Лишь в 1748 году, в тридцатисемилетнем возрасте, Винкельман выходит на путь истинный: его приглашают в город Нотниц для работы в библиотеке графа Генриха фон Бюнау, большого знатока истории Германии и Священной Римской империи. И тут лодка Винкельмана, долгое время дрейфовавшая воле волн, наконец-то причалила к берегу; Нотниц располагается недалеко от Дрездена. Папский нунций при курфюрсте Саксонии кардинал Пассионеи обратил внимание на Винкельмана и предложил ему должность библиотекаря.

Благодаря меценатской деятельности обоих Августов Саксонских, которые являлись королями Польши, в столицу Саксонии регулярно поступалипроизведения искусства. Именно в дрезденских кабинетах и галереях Винкельман под водительством Адама Фридриха Эзера (1717—1799), художника оказавшего большое влияние на формирование вкуса молодого Гёте, открывает для себя шедевры античности и Ренессанса. Его воображение пленяет «Сикстинская мадонна» Рафаэля, приобретенная за большие деньги в 1753 году в монастыре св. Сикста в Парме. Однако решающее влияние на его судьбу оказало собрание древностей курфюрста, где выделялись, в частности статуи Агриппины и трех весталок из Геркуланума (о них пойдет речь первой книге Винкельмана). Эти статуи были найдены при раскопках в городе Портичи (где ранее находился Геркуланум), произведенных принцем Эльбефом; тот отвез их в Вену принцу Евгению. Коллекции же последнего затем перешли к саксонскому курфюрсту. В 1752 году Винкельман побывал также в Кабинете древностей Потсдама.

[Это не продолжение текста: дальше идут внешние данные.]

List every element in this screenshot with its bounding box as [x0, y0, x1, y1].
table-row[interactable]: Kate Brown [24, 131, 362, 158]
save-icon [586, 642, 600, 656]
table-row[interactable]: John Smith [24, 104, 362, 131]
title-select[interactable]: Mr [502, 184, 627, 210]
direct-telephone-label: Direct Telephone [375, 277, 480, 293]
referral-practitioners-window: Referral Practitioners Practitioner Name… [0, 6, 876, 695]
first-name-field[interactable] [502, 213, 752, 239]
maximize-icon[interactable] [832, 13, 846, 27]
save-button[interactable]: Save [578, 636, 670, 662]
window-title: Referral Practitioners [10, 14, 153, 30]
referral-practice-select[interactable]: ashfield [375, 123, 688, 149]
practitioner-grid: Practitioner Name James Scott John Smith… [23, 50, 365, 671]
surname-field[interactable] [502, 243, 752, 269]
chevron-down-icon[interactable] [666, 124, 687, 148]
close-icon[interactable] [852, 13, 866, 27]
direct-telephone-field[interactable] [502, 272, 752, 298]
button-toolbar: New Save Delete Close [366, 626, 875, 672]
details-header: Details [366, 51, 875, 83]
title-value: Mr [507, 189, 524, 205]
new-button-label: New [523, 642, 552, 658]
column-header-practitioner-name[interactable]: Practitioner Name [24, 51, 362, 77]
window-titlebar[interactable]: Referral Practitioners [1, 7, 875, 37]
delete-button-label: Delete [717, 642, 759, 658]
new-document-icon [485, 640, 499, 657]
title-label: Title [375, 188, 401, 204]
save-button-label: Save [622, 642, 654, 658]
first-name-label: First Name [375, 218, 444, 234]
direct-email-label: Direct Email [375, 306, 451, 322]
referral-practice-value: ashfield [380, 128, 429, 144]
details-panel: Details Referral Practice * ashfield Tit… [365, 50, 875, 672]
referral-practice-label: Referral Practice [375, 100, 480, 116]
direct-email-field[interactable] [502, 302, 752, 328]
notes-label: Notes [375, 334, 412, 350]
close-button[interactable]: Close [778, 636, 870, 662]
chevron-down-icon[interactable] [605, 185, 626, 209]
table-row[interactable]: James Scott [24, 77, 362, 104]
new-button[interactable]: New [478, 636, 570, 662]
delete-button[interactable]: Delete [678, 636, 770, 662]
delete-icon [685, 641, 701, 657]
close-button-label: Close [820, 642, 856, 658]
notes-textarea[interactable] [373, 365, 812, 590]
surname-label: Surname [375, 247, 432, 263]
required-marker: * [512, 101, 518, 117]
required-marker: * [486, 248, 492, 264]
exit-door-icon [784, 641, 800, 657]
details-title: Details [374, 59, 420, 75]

Наконец-то фортуна улыбнулась будущему знаменитому ученому, чьи первые шаги в жизни оказались весьма неуверенными. В 1755 году он опуб­ликовал книгу «Размышления по поводу подражания греческим произведе­ниям в живописи и скульптуре». В тот момент, когда утомленный изысканностью рококо и влекомый силою разума художественный вкус стал тяготеть к неоклассицизму, книга Вин­кельмана столь удачно соответствовала ожиданиям читающей публики, что ее автор сразу же приобрел европейскую известность.

Винкельман принял решение посетить Италию и, чтобы его лучше приня­ли, а также, несомненно, под влиянием папского нунция Аркинто, отрекается от лютеранской веры и обращается в католичество. Он сопровождает воз­вращающегося в Рим Аркинто в качестве библиотекаря. В ноябре 1755 года они прибывают в Вечный Город. Кончина прелата могла бы означать круше­ние надежд Винкельмана, однако вскоре он находит себе нового и гораздо более высокопоставленного покровителя при папском дворе. Барон Филипп фон Штош, известный своей превосходной коллекцией гемм, рекомендует его кардиналу Альбани, племяннику Папы Климента VI; тот назначает Винкельмана своим библиотекарем и одновременно хранителем коллекций предметов старины, собранных им на роскошной римской вилле, которую по заказу кардинала построил в 1746 году Карло Маркьони. Винкельман примет участие во внутренней отделке виллы. Именно по его указаниям и в подкрепление его концепции аллегории друг Винкельмана Антон Рафаэль Менгс (1728 — 1778) напишет композицию «Парнас» для плафона в большом гостином зале.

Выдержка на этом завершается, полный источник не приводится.